A sudden animation came into Anna’s voice. “Think of it as a quest. All my father’s young knights must ride into the mountains and dare to challenge the monster, and whoever brings him back will prove himself the best, the noblest and the most gallant knight of all. What do you think of that idea, Mister Starbuck? Would you like to ride on a quest?”
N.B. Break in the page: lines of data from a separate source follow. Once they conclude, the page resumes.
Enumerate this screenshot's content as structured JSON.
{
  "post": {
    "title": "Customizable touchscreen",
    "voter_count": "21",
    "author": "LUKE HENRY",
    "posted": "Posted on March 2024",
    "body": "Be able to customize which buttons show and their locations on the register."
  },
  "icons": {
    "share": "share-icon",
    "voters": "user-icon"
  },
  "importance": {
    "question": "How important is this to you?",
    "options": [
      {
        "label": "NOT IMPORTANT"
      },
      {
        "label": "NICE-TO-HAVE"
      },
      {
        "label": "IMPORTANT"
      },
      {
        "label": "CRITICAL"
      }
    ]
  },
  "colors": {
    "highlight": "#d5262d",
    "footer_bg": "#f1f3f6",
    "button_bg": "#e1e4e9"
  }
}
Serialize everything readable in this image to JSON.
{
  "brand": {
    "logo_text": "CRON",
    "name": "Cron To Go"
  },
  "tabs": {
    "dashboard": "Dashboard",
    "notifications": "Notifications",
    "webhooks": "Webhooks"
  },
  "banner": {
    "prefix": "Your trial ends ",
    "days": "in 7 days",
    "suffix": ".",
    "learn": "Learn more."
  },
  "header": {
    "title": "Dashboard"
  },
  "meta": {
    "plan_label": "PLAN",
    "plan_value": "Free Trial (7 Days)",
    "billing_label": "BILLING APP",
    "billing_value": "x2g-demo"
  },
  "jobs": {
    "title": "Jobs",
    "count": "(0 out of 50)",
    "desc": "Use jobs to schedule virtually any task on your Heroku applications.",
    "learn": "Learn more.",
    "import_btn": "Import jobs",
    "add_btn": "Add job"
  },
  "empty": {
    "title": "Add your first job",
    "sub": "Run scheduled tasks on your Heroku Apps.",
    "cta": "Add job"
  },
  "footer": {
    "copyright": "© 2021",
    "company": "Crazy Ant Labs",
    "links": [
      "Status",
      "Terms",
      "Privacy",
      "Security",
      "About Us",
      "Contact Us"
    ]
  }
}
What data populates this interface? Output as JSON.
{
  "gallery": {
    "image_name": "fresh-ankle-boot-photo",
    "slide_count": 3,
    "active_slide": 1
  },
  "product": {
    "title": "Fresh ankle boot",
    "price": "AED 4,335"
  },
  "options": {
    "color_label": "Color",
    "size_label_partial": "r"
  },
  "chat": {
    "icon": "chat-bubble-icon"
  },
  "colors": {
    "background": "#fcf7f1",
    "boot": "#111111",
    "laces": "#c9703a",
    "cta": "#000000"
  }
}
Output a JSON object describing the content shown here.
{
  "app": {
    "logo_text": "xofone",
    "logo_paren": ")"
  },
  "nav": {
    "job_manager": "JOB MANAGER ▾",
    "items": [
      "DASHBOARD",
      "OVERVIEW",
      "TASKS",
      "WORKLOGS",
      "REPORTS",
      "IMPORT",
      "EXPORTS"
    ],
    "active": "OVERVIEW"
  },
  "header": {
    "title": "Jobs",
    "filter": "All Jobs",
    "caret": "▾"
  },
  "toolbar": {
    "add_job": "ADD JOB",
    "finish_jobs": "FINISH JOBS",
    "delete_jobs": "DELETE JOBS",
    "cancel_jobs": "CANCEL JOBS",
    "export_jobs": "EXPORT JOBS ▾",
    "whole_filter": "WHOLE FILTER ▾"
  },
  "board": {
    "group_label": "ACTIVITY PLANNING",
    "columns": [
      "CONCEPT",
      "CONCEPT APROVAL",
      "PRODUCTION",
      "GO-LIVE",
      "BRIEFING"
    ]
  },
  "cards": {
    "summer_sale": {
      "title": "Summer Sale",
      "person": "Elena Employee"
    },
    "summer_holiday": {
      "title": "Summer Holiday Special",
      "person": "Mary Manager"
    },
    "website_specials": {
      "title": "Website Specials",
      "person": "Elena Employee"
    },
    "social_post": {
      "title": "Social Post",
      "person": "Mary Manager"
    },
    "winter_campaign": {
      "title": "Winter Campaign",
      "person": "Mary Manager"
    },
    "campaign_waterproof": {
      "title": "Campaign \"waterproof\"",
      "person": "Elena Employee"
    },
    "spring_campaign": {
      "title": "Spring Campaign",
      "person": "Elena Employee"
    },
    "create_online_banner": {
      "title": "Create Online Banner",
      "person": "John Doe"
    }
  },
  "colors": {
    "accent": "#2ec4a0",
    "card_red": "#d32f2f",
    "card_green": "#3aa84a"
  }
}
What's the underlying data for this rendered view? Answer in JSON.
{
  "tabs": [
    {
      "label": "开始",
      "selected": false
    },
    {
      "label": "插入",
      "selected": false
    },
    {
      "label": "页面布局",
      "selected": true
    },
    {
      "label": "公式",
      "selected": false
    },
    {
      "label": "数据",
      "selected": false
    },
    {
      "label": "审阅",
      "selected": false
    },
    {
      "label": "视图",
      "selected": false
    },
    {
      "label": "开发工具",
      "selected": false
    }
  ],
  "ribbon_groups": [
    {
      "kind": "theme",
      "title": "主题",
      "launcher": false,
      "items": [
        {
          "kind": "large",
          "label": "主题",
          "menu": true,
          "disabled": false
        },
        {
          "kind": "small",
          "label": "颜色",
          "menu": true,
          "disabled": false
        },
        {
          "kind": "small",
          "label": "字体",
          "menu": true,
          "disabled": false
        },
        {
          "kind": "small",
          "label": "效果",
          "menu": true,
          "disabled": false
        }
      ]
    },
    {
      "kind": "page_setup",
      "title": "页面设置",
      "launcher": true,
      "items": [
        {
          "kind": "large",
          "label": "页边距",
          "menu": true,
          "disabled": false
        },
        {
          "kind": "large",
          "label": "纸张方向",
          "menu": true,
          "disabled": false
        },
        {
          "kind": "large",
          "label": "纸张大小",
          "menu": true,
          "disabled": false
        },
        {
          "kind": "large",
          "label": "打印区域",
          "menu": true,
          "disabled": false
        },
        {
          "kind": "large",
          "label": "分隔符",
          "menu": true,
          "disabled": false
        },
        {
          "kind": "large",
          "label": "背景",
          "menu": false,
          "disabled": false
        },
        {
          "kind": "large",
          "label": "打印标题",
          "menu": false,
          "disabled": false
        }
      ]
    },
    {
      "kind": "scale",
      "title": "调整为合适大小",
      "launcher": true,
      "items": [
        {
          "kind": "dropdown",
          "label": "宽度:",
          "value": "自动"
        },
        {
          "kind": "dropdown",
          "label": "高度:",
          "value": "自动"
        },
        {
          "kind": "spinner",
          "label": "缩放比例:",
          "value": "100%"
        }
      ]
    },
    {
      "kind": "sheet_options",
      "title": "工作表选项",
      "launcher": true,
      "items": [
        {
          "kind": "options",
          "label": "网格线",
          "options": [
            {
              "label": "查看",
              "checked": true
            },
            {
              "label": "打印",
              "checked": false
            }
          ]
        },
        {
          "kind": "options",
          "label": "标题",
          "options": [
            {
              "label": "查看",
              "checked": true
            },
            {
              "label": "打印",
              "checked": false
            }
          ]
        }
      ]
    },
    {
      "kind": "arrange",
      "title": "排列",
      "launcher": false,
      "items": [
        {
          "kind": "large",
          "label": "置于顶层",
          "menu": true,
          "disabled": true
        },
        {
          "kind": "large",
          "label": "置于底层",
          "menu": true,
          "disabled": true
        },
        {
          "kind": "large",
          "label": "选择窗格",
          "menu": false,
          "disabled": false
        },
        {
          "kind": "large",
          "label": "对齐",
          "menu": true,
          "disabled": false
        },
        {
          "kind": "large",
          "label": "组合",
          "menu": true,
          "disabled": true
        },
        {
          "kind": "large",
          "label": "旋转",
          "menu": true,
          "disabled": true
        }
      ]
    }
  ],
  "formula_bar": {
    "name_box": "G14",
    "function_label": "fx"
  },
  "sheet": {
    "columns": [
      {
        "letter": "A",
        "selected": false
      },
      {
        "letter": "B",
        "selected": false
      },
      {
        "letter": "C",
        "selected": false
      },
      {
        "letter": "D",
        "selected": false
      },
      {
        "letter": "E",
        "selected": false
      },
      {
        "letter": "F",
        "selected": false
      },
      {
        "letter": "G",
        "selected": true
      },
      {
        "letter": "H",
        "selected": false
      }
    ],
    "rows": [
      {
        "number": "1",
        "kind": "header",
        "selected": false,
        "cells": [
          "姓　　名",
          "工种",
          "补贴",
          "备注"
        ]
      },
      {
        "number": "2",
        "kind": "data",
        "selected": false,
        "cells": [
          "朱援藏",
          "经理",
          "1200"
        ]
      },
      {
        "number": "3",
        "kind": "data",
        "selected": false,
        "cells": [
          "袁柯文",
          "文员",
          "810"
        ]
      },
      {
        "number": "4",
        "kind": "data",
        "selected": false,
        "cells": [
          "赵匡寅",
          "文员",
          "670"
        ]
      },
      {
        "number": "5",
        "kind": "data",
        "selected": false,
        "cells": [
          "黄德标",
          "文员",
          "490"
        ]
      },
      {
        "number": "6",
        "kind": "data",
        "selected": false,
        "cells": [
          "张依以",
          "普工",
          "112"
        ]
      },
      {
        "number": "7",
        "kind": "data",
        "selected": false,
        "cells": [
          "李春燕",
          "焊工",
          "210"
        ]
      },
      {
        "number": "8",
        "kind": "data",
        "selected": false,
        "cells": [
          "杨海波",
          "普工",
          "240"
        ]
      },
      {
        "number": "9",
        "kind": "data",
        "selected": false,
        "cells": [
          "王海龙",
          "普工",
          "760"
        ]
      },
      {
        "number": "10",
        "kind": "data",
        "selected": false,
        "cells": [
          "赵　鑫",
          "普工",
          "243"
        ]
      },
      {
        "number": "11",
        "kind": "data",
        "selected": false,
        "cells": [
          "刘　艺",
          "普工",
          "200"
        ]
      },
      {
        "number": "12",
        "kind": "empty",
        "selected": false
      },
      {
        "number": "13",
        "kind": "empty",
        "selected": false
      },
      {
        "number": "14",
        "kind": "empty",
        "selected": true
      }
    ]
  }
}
“I think it sounds terrifying.”
“Father would appreciate it if you went, I’m sure,” Anna said, but when Starbuck made no reply she just sighed and pulled him toward the side of the house. “I want to show you my three dogs. You’re to say that they’re the prettiest pets in all the world, and after that we shall fetch the painting basket and we’ll go to the river and you can hang that shabby hat on the willows. Except we don’t have willows, at least I don’t think we have. I’m not good at trees.”
But there was to be no meeting with the three dogs, nor any painting expedition, for the front door of Seven Springs suddenly opened and Colonel Faulconer stepped into the sunlight.
Anna gasped with admiration. Her father was dressed in one of his new uniforms and looked simply grand. He looked, indeed, as though he had been born to wear this uniform and to lead free men across green fields to victory. His gray frock coat was thickly brocaded with gilt and yellow lace that had been folded and woven to make a broad hem to the coat’s edges, while the sleeves were richly embroidered with intricately looped braid that climbed from the broad cuffs to above the elbows. A pair of yellow kidskin gloves was tucked into his shiny black belt, beneath which a tasseled red silk sash shimmered. His top boots gleamed, his saber’s scabbard was polished to mirror brightness and the yellow plume on his cocked hat stirred in the small warm wind. Washington Faulconer was quite plainly delighted with himself as he moved to watch his reflection in one of the tall windows. “Well, Anna?” he asked.